For the first time in the Middle East, Siemens will show how digital technologies are essential to drive the region’s expanding food and beverage manufacturing sector, disrupt existing processes and create new business models. During Gulfood Manufacturing in Dubai (6-8 November) Siemens will demonstrate how industrial enterprises of all sizes can use the digital transformation to achieve consistently higher levels of product quality, plant availability, resource efficiency and flexibility, in order to meet individual customer requirements.
“As industrialization gathers pace in the Middle East, manufacturers must embrace the digital transformation to accommodate rapidly changing consumer expectations,” said Athar Siddiqui, Executive Vice President of the Digital Factory division, Siemens Middle East. “There is growing demand for customized, individualized products in the food and beverage industry, and digitalization allows manufacturers to meet this challenge competitively with higher levels of availability, quality, efficiency and flexibility.”
Rapidly changing consumer expectations are placing companies under increasing pressure to turn around ever more customized products within the shortest possible time, and all to an optimum, consistent standard of quality.
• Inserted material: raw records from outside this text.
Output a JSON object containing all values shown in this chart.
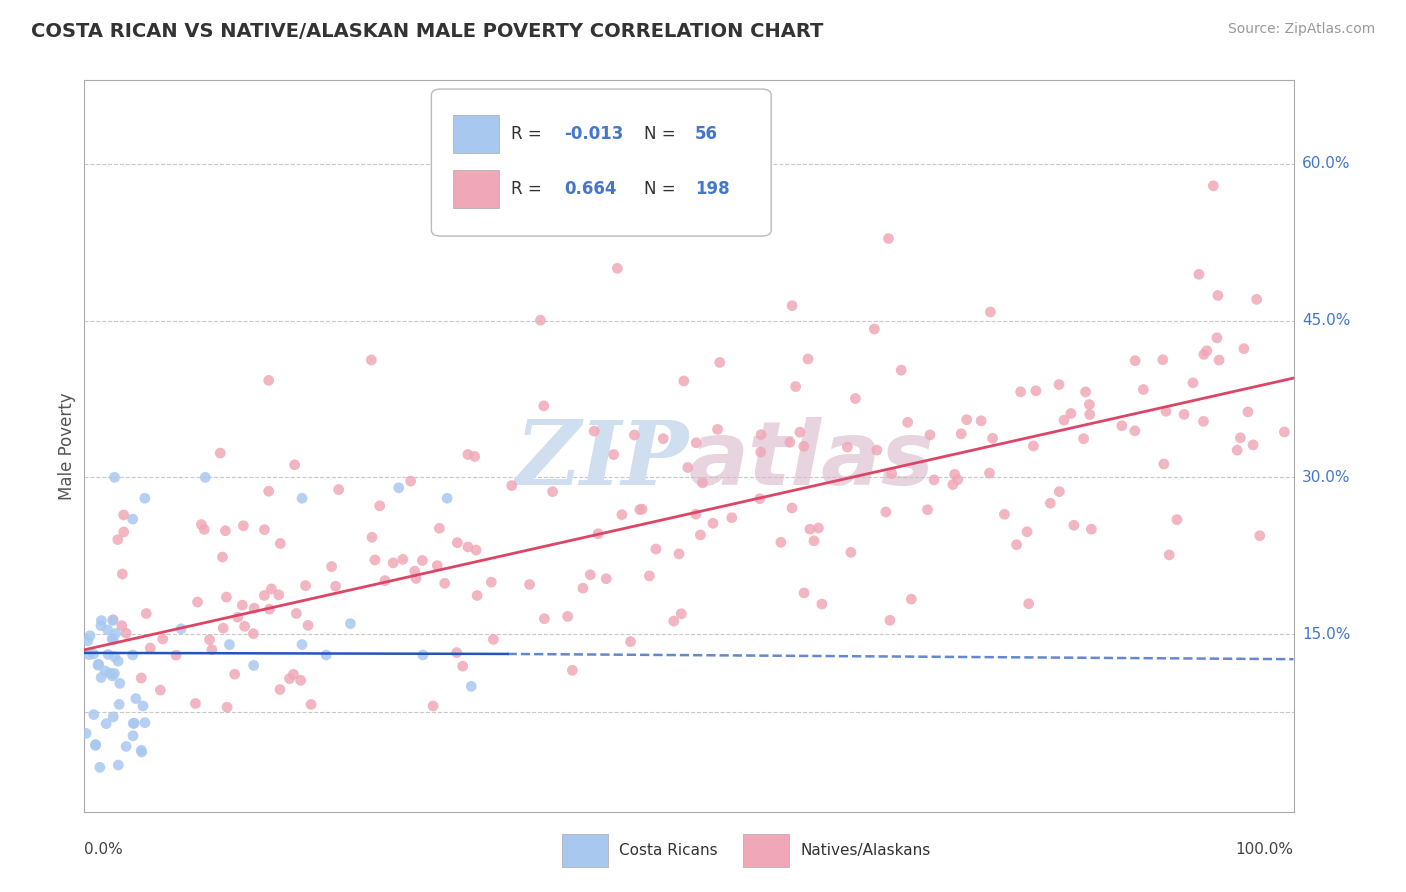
{
  "title": "COSTA RICAN VS NATIVE/ALASKAN MALE POVERTY CORRELATION CHART",
  "source": "Source: ZipAtlas.com",
  "ylabel": "Male Poverty",
  "ytick_labels": [
    "15.0%",
    "30.0%",
    "45.0%",
    "60.0%"
  ],
  "ytick_values": [
    0.15,
    0.3,
    0.45,
    0.6
  ],
  "legend_label1": "Costa Ricans",
  "legend_label2": "Natives/Alaskans",
  "r1": "-0.013",
  "n1": "56",
  "r2": "0.664",
  "n2": "198",
  "color1": "#a8c8f0",
  "color2": "#f0a8b8",
  "line_color1": "#2255bb",
  "line_color2": "#dd4466",
  "background_color": "#ffffff",
  "grid_color": "#c8c8c8",
  "title_color": "#333333",
  "watermark_color": "#d0dff0",
  "label_color": "#4477cc",
  "xmin": 0.0,
  "xmax": 1.0,
  "ymin": -0.02,
  "ymax": 0.68
}
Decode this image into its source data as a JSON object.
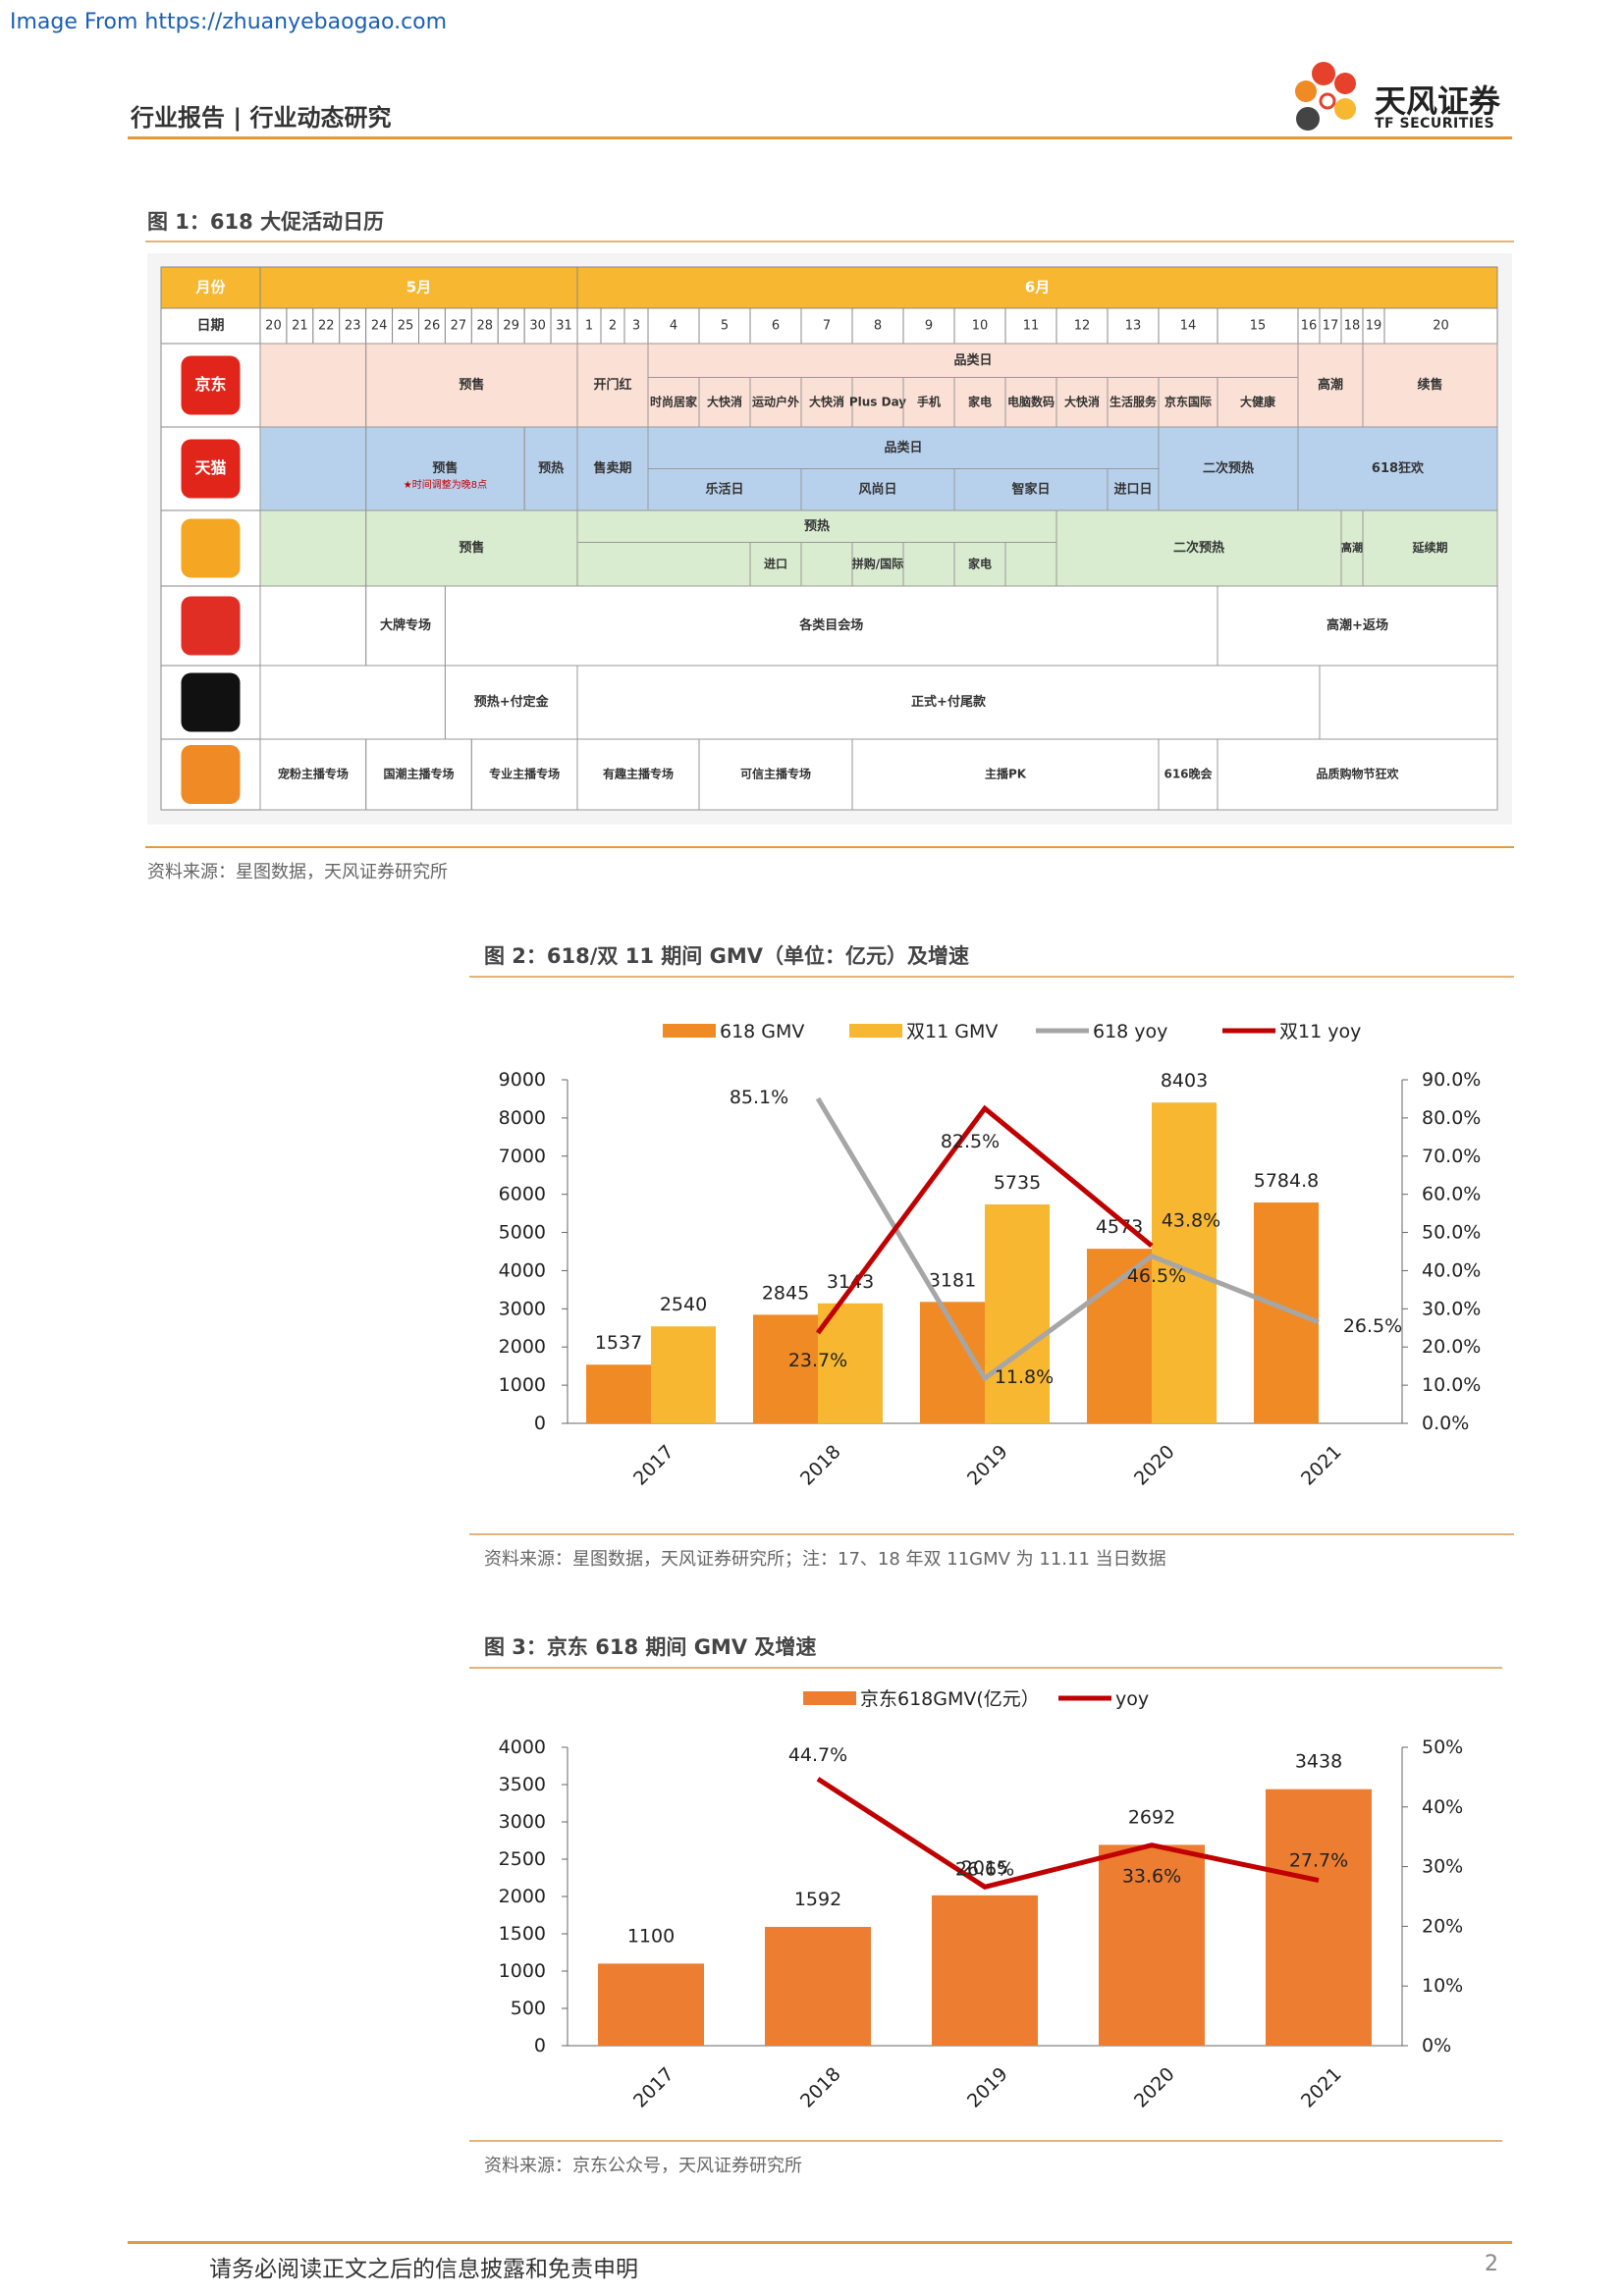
{
  "source_link": "Image From https://zhuanyebaogao.com",
  "header": {
    "title": "行业报告 | 行业动态研究",
    "brand_cn": "天风证券",
    "brand_en": "TF SECURITIES"
  },
  "fig1": {
    "title": "图 1：618 大促活动日历",
    "source": "资料来源：星图数据，天风证券研究所",
    "month_label": "月份",
    "may": "5月",
    "june": "6月",
    "date_label": "日期",
    "may_days": [
      "20",
      "21",
      "22",
      "23",
      "24",
      "25",
      "26",
      "27",
      "28",
      "29",
      "30",
      "31"
    ],
    "june_days": [
      "1",
      "2",
      "3",
      "4",
      "5",
      "6",
      "7",
      "8",
      "9",
      "10",
      "11",
      "12",
      "13",
      "14",
      "15",
      "16",
      "17",
      "18",
      "19",
      "20"
    ],
    "logos": [
      "京东",
      "天猫",
      "",
      "",
      "",
      "",
      ""
    ],
    "jd": {
      "presale": "预售",
      "open": "开门红",
      "cat_day": "品类日",
      "items": [
        "时尚居家",
        "大快消",
        "运动户外",
        "大快消",
        "Plus Day",
        "手机",
        "家电",
        "电脑数码",
        "大快消",
        "生活服务",
        "京东国际",
        "大健康"
      ],
      "climax": "高潮",
      "cont": "续售"
    },
    "tmall": {
      "presale": "预售",
      "presale_note": "时间调整为晚8点",
      "preheat": "预热",
      "sale": "售卖期",
      "cat_day": "品类日",
      "items": [
        "乐活日",
        "风尚日",
        "智家日",
        "进口日"
      ],
      "second": "二次预热",
      "carnival": "618狂欢"
    },
    "suning": {
      "presale": "预售",
      "preheat": "预热",
      "items": [
        "进口",
        "拼购/国际",
        "家电"
      ],
      "second": "二次预热",
      "climax": "高潮",
      "extend": "延续期"
    },
    "pdd": {
      "brand": "大牌专场",
      "cat": "各类目会场",
      "climax": "高潮+返场"
    },
    "douyin": {
      "preheat": "预热+付定金",
      "formal": "正式+付尾款"
    },
    "kuaishou": {
      "items": [
        "宠粉主播专场",
        "国潮主播专场",
        "专业主播专场",
        "有趣主播专场",
        "可信主播专场",
        "主播PK",
        "616晚会",
        "品质购物节狂欢"
      ]
    }
  },
  "fig2": {
    "title": "图 2：618/双 11 期间 GMV（单位：亿元）及增速",
    "source": "资料来源：星图数据，天风证券研究所；注：17、18 年双 11GMV 为 11.11 当日数据",
    "legend": [
      "618 GMV",
      "双11 GMV",
      "618 yoy",
      "双11 yoy"
    ]
  },
  "fig3": {
    "title": "图 3：京东 618 期间 GMV 及增速",
    "source": "资料来源：京东公众号，天风证券研究所",
    "legend": [
      "京东618GMV(亿元）",
      "yoy"
    ]
  },
  "chart_data": [
    {
      "type": "bar",
      "categories": [
        "2017",
        "2018",
        "2019",
        "2020",
        "2021"
      ],
      "series": [
        {
          "name": "618 GMV",
          "type": "bar",
          "values": [
            1537,
            2845,
            3181,
            4573,
            5784.8
          ],
          "labels": [
            "1537",
            "2845",
            "3181",
            "4573",
            "5784.8"
          ],
          "color": "#f08a24"
        },
        {
          "name": "双11 GMV",
          "type": "bar",
          "values": [
            2540,
            3143,
            5735,
            8403,
            null
          ],
          "labels": [
            "2540",
            "3143",
            "5735",
            "8403",
            ""
          ],
          "color": "#f7b731"
        },
        {
          "name": "618 yoy",
          "type": "line",
          "axis": "right",
          "values": [
            null,
            85.1,
            11.8,
            43.8,
            26.5
          ],
          "labels": [
            "",
            "85.1%",
            "11.8%",
            "43.8%",
            "26.5%"
          ],
          "color": "#a6a6a6"
        },
        {
          "name": "双11 yoy",
          "type": "line",
          "axis": "right",
          "values": [
            null,
            23.7,
            82.5,
            46.5,
            null
          ],
          "labels": [
            "",
            "23.7%",
            "82.5%",
            "46.5%",
            ""
          ],
          "color": "#c00000"
        }
      ],
      "yticks": [
        "0",
        "1000",
        "2000",
        "3000",
        "4000",
        "5000",
        "6000",
        "7000",
        "8000",
        "9000"
      ],
      "y2ticks": [
        "0.0%",
        "10.0%",
        "20.0%",
        "30.0%",
        "40.0%",
        "50.0%",
        "60.0%",
        "70.0%",
        "80.0%",
        "90.0%"
      ],
      "ylim": [
        0,
        9000
      ],
      "y2lim": [
        0,
        90
      ],
      "legend_position": "top"
    },
    {
      "type": "bar",
      "categories": [
        "2017",
        "2018",
        "2019",
        "2020",
        "2021"
      ],
      "series": [
        {
          "name": "京东618GMV(亿元）",
          "type": "bar",
          "values": [
            1100,
            1592,
            2015,
            2692,
            3438
          ],
          "labels": [
            "1100",
            "1592",
            "2015",
            "2692",
            "3438"
          ],
          "color": "#ed7d31"
        },
        {
          "name": "yoy",
          "type": "line",
          "axis": "right",
          "values": [
            null,
            44.7,
            26.6,
            33.6,
            27.7
          ],
          "labels": [
            "",
            "44.7%",
            "26.6%",
            "33.6%",
            "27.7%"
          ],
          "color": "#c00000"
        }
      ],
      "yticks": [
        "0",
        "500",
        "1000",
        "1500",
        "2000",
        "2500",
        "3000",
        "3500",
        "4000"
      ],
      "y2ticks": [
        "0%",
        "10%",
        "20%",
        "30%",
        "40%",
        "50%"
      ],
      "ylim": [
        0,
        4000
      ],
      "y2lim": [
        0,
        50
      ],
      "legend_position": "top"
    }
  ],
  "footer": {
    "disclaimer": "请务必阅读正文之后的信息披露和免责申明",
    "page": "2"
  }
}
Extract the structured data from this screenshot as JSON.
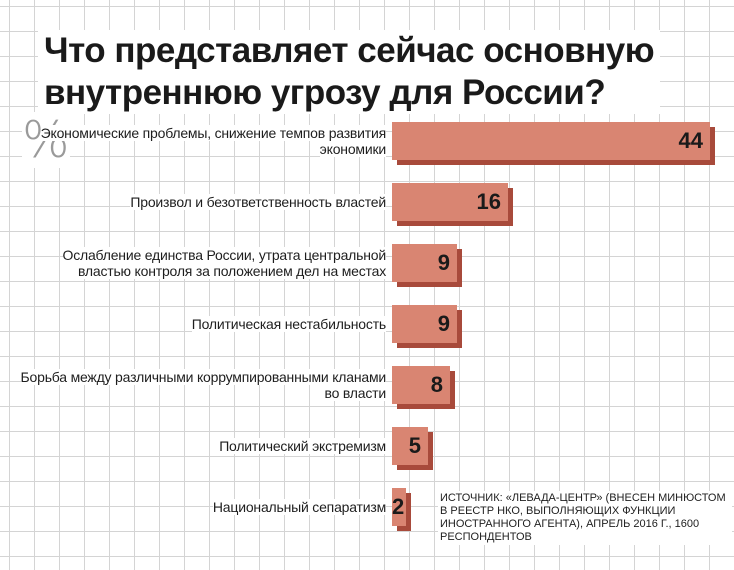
{
  "title_line1": "Что представляет сейчас основную",
  "title_line2": "внутреннюю угрозу для России?",
  "unit_symbol": "%",
  "source_note": "ИСТОЧНИК: «ЛЕВАДА-ЦЕНТР» (ВНЕСЕН МИНЮСТОМ В РЕЕСТР НКО, ВЫПОЛНЯЮЩИХ ФУНКЦИИ ИНОСТРАННОГО АГЕНТА), АПРЕЛЬ 2016 Г., 1600 РЕСПОНДЕНТОВ",
  "colors": {
    "bar": "#d98572",
    "bar_shadow": "#a84a3b",
    "grid": "#d4d4d4"
  },
  "chart_data": {
    "type": "bar",
    "orientation": "horizontal",
    "title": "Что представляет сейчас основную внутреннюю угрозу для России?",
    "categories": [
      "Экономические проблемы, снижение темпов развития экономики",
      "Произвол и безответственность властей",
      "Ослабление единства России, утрата центральной властью контроля за положением дел на местах",
      "Политическая нестабильность",
      "Борьба между различными коррумпированными кланами во власти",
      "Политический экстремизм",
      "Национальный сепаратизм"
    ],
    "values": [
      44,
      16,
      9,
      9,
      8,
      5,
      2
    ],
    "xlim": [
      0,
      44
    ],
    "grid": true
  }
}
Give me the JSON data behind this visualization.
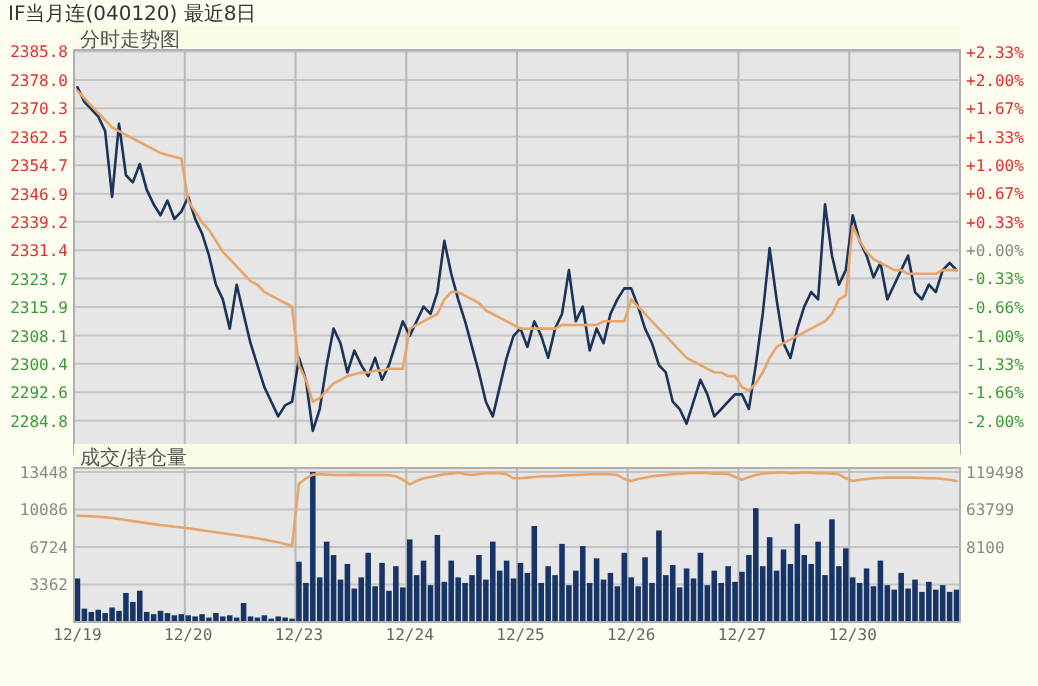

The key to successfully addressing this challenge is digitalization. It allows companies to simulate, test and optimize products, production processes and plants in a totally virtual environment on the basis of a ‘digital twin’.
The digital twin of a product, machine or whole plant enables manufacturers to respond to rapidly changing market demands at every stage, utilizing data and end-to-end automation from the product idea to the manufacturing, filling, packaging and labeling. When creating a recipe for a new product, for instance, data relating to the ingredients is transferred directly to the label, taking into account legal rules and regulations. It also makes it possible to test out planned changes to the plant and what effect they will have on production capacity.
This capability permits the food industry – as applies in general to all sectors of the manufacturing and process industries – to significantly increase its innovation speed and boost its productivity, and also to take the lead in defining whole new business models. For example, the scope offered by digitalization enables consumers to design products and packaging in line with their own personal tastes, allowing customized, individual products to be mass produced.
The Middle East’s manufacturing sector is expanding rapidly as countries in the region seek to build increasingly diverse economies. The UAE, for example, is seeking to increase the contribution of the manufacturing sector to overall GDP from 11 percent to 25 percent by 2025.